Existe também a possibilidade de fatores ambientais e do estilo de vida moderno influenciarem esse aumento, mas isso ainda está sendo estudado. Até agora, não há uma resposta definitiva sobre o impacto desses fatores, o que mantém o tema como um “mistério” em investigação.
A grande diversidade dentro do espectro também torna tudo mais complexo. “Cada criança dentro do espectro é única”, afirma a pediatra. Algumas podem falar bem, mas ter dificuldade em interações sociais, enquanto outras apresentam atrasos mais evidentes no desenvolvimento. Isso pode fazer com que alguns casos sejam diagnosticados mais tarde, ou até confundidos.

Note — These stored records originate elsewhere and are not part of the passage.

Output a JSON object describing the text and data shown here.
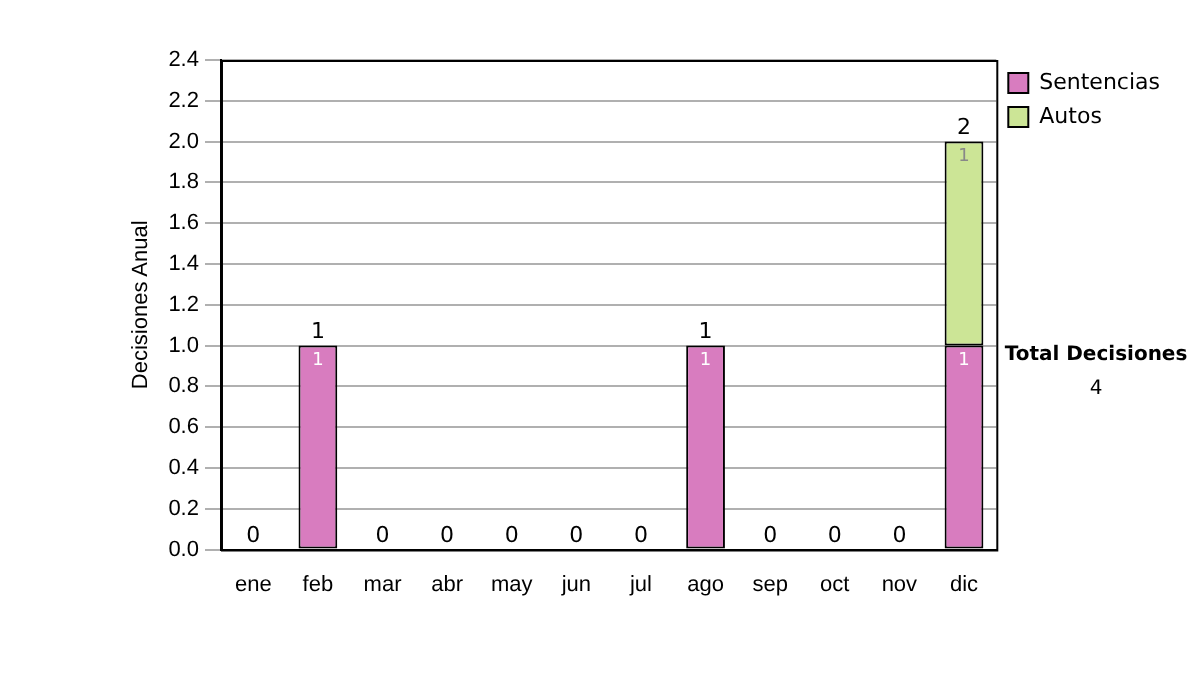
{
  "chart_data": {
    "type": "bar",
    "stacked": true,
    "ylabel": "Decisiones Anual",
    "categories": [
      "ene",
      "feb",
      "mar",
      "abr",
      "may",
      "jun",
      "jul",
      "ago",
      "sep",
      "oct",
      "nov",
      "dic"
    ],
    "series": [
      {
        "name": "Sentencias",
        "color": "#d87cbf",
        "values": [
          0,
          1,
          0,
          0,
          0,
          0,
          0,
          1,
          0,
          0,
          0,
          1
        ],
        "value_labels": [
          null,
          "1",
          null,
          null,
          null,
          null,
          null,
          "1",
          null,
          null,
          null,
          "1"
        ]
      },
      {
        "name": "Autos",
        "color": "#cce596",
        "values": [
          0,
          0,
          0,
          0,
          0,
          0,
          0,
          0,
          0,
          0,
          0,
          1
        ],
        "value_labels": [
          null,
          null,
          null,
          null,
          null,
          null,
          null,
          null,
          null,
          null,
          null,
          "1"
        ]
      }
    ],
    "totals": [
      "0",
      "1",
      "0",
      "0",
      "0",
      "0",
      "0",
      "1",
      "0",
      "0",
      "0",
      "2"
    ],
    "ylim": [
      0,
      2.4
    ],
    "yticks": [
      {
        "value": 0,
        "label": "0.0"
      },
      0.2,
      0.4,
      0.6,
      0.8,
      {
        "value": 1,
        "label": "1.0"
      },
      1.2,
      1.4,
      1.6,
      1.8,
      {
        "value": 2,
        "label": "2.0"
      },
      2.2,
      2.4
    ],
    "grid": "y",
    "legend": "right",
    "annotations": [
      "Total Decisiones",
      "4"
    ]
  }
}
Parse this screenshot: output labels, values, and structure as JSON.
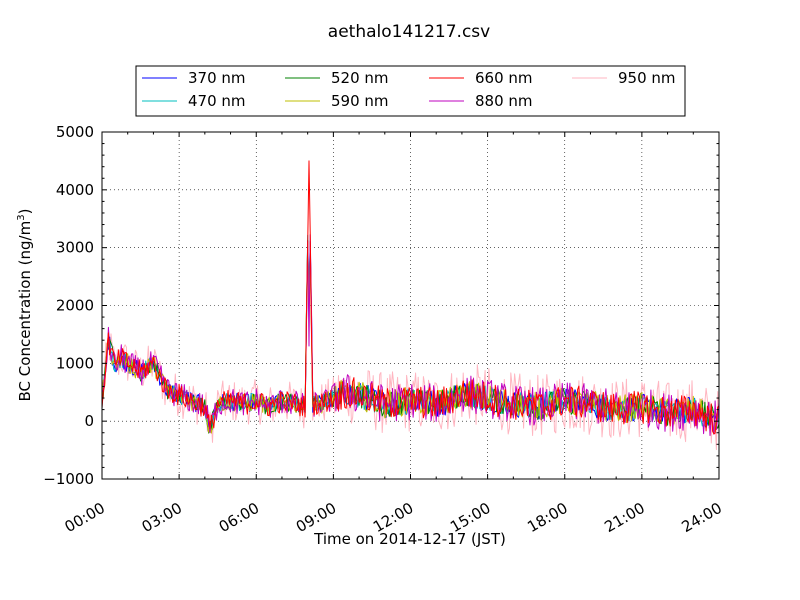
{
  "chart_data": {
    "type": "line",
    "title": "aethalo141217.csv",
    "xlabel": "Time on 2014-12-17 (JST)",
    "ylabel_main": "BC Concentration (ng/m",
    "ylabel_sup": "3",
    "ylabel_tail": ")",
    "x_ticks": [
      "00:00",
      "03:00",
      "06:00",
      "09:00",
      "12:00",
      "15:00",
      "18:00",
      "21:00",
      "24:00"
    ],
    "xlim_hours": [
      0,
      24
    ],
    "y_ticks": [
      "5000",
      "4000",
      "3000",
      "2000",
      "1000",
      "0",
      "−1000"
    ],
    "y_tick_values": [
      5000,
      4000,
      3000,
      2000,
      1000,
      0,
      -1000
    ],
    "ylim": [
      -1000,
      5000
    ],
    "grid": true,
    "legend_position": "top",
    "series": [
      {
        "name": "370 nm",
        "color": "#0000ff"
      },
      {
        "name": "470 nm",
        "color": "#00bfbf"
      },
      {
        "name": "520 nm",
        "color": "#008000"
      },
      {
        "name": "590 nm",
        "color": "#bfbf00"
      },
      {
        "name": "660 nm",
        "color": "#ff0000"
      },
      {
        "name": "880 nm",
        "color": "#bf00bf"
      },
      {
        "name": "950 nm",
        "color": "#ffb6c1"
      }
    ],
    "approx_time_hours": [
      0,
      0.25,
      0.5,
      0.75,
      1,
      1.5,
      2,
      2.5,
      3,
      3.5,
      4,
      4.2,
      4.5,
      5,
      5.5,
      6,
      6.5,
      7,
      7.5,
      7.9,
      8.05,
      8.2,
      8.5,
      9,
      9.5,
      10,
      11,
      12,
      13,
      13.5,
      14,
      15,
      16,
      17,
      18,
      19,
      20,
      21,
      22,
      23,
      24
    ],
    "approx_level_ngm3": [
      350,
      1400,
      950,
      1100,
      1000,
      850,
      1000,
      550,
      450,
      350,
      250,
      -150,
      300,
      350,
      300,
      350,
      250,
      350,
      300,
      250,
      4500,
      300,
      300,
      400,
      500,
      450,
      300,
      350,
      300,
      350,
      500,
      400,
      300,
      250,
      350,
      300,
      200,
      250,
      150,
      200,
      0
    ]
  }
}
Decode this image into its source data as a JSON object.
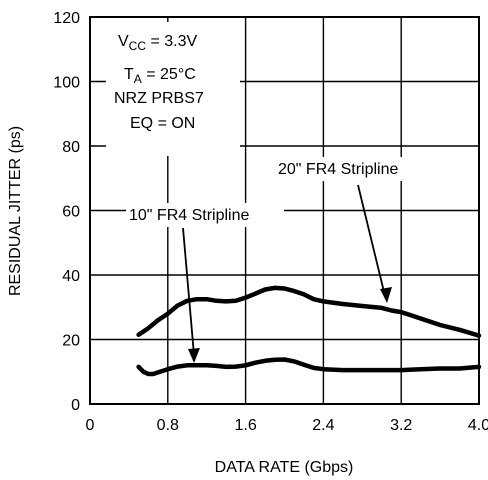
{
  "chart_data": {
    "type": "line",
    "xlabel": "DATA RATE (Gbps)",
    "ylabel": "RESIDUAL JITTER (ps)",
    "xlim": [
      0,
      4.0
    ],
    "ylim": [
      0,
      120
    ],
    "xticks": [
      "0",
      "0.8",
      "1.6",
      "2.4",
      "3.2",
      "4.0"
    ],
    "xtick_values": [
      0,
      0.8,
      1.6,
      2.4,
      3.2,
      4.0
    ],
    "yticks": [
      "0",
      "20",
      "40",
      "60",
      "80",
      "100",
      "120"
    ],
    "ytick_values": [
      0,
      20,
      40,
      60,
      80,
      100,
      120
    ],
    "grid": true,
    "conditions": {
      "vcc_main": "V",
      "vcc_sub": "CC",
      "vcc_value": " = 3.3V",
      "ta_main": "T",
      "ta_sub": "A",
      "ta_value": " = 25°C",
      "pattern": "NRZ PRBS7",
      "eq": "EQ = ON"
    },
    "series": [
      {
        "name": "20\" FR4 Stripline",
        "x": [
          0.5,
          0.6,
          0.7,
          0.8,
          0.9,
          1.0,
          1.1,
          1.2,
          1.3,
          1.4,
          1.5,
          1.6,
          1.7,
          1.8,
          1.9,
          2.0,
          2.1,
          2.2,
          2.3,
          2.4,
          2.6,
          2.8,
          3.0,
          3.1,
          3.2,
          3.3,
          3.4,
          3.6,
          3.8,
          4.0
        ],
        "y": [
          21.5,
          23.5,
          26,
          28,
          30.5,
          32,
          32.5,
          32.5,
          32,
          31.8,
          32,
          33,
          34.2,
          35.5,
          36,
          35.8,
          35,
          34,
          32.5,
          31.8,
          31,
          30.4,
          29.8,
          29,
          28.5,
          27.5,
          26.5,
          24.5,
          23,
          21.2
        ]
      },
      {
        "name": "10\" FR4 Stripline",
        "x": [
          0.5,
          0.55,
          0.6,
          0.65,
          0.7,
          0.8,
          0.9,
          1.0,
          1.1,
          1.2,
          1.3,
          1.4,
          1.5,
          1.6,
          1.7,
          1.8,
          1.9,
          2.0,
          2.1,
          2.2,
          2.3,
          2.4,
          2.6,
          2.8,
          3.0,
          3.2,
          3.4,
          3.6,
          3.8,
          4.0
        ],
        "y": [
          11.5,
          10,
          9.3,
          9.3,
          9.8,
          10.8,
          11.6,
          12,
          12,
          12,
          11.8,
          11.5,
          11.6,
          12,
          12.8,
          13.4,
          13.7,
          13.8,
          13.2,
          12.2,
          11.2,
          10.8,
          10.5,
          10.5,
          10.5,
          10.5,
          10.8,
          11,
          11,
          11.5
        ]
      }
    ],
    "annotations": [
      {
        "text": "20\" FR4 Stripline",
        "target_x": 3.0,
        "target_y": 29.8
      },
      {
        "text": "10\" FR4 Stripline",
        "target_x": 1.05,
        "target_y": 12.2
      }
    ]
  }
}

Um dos avanços mais importantes recentes é a identificação precoce. Estudos mostram que a triagem em consultas pediátricas pode antecipar o diagnóstico em meses importantes. “Estamos falando de um período de intensa plasticidade cerebral, em que intervenções precoces podem mudar significativamente o desenvolvimento da criança”, explica Anna.
Esse diagnóstico mais cedo permite iniciar terapias e acompanhamentos que ajudam no desenvolvimento da comunicação, da autonomia e da qualidade de vida. Além disso, também facilita o apoio às famílias, que passam a entender melhor as necessidades da criança.
Especialistas ainda reforçam que o diagnóstico não deve ser visto como um rótulo. “O diagnóstico não é o fim, e sim um ponto de partida”, conclui a médica.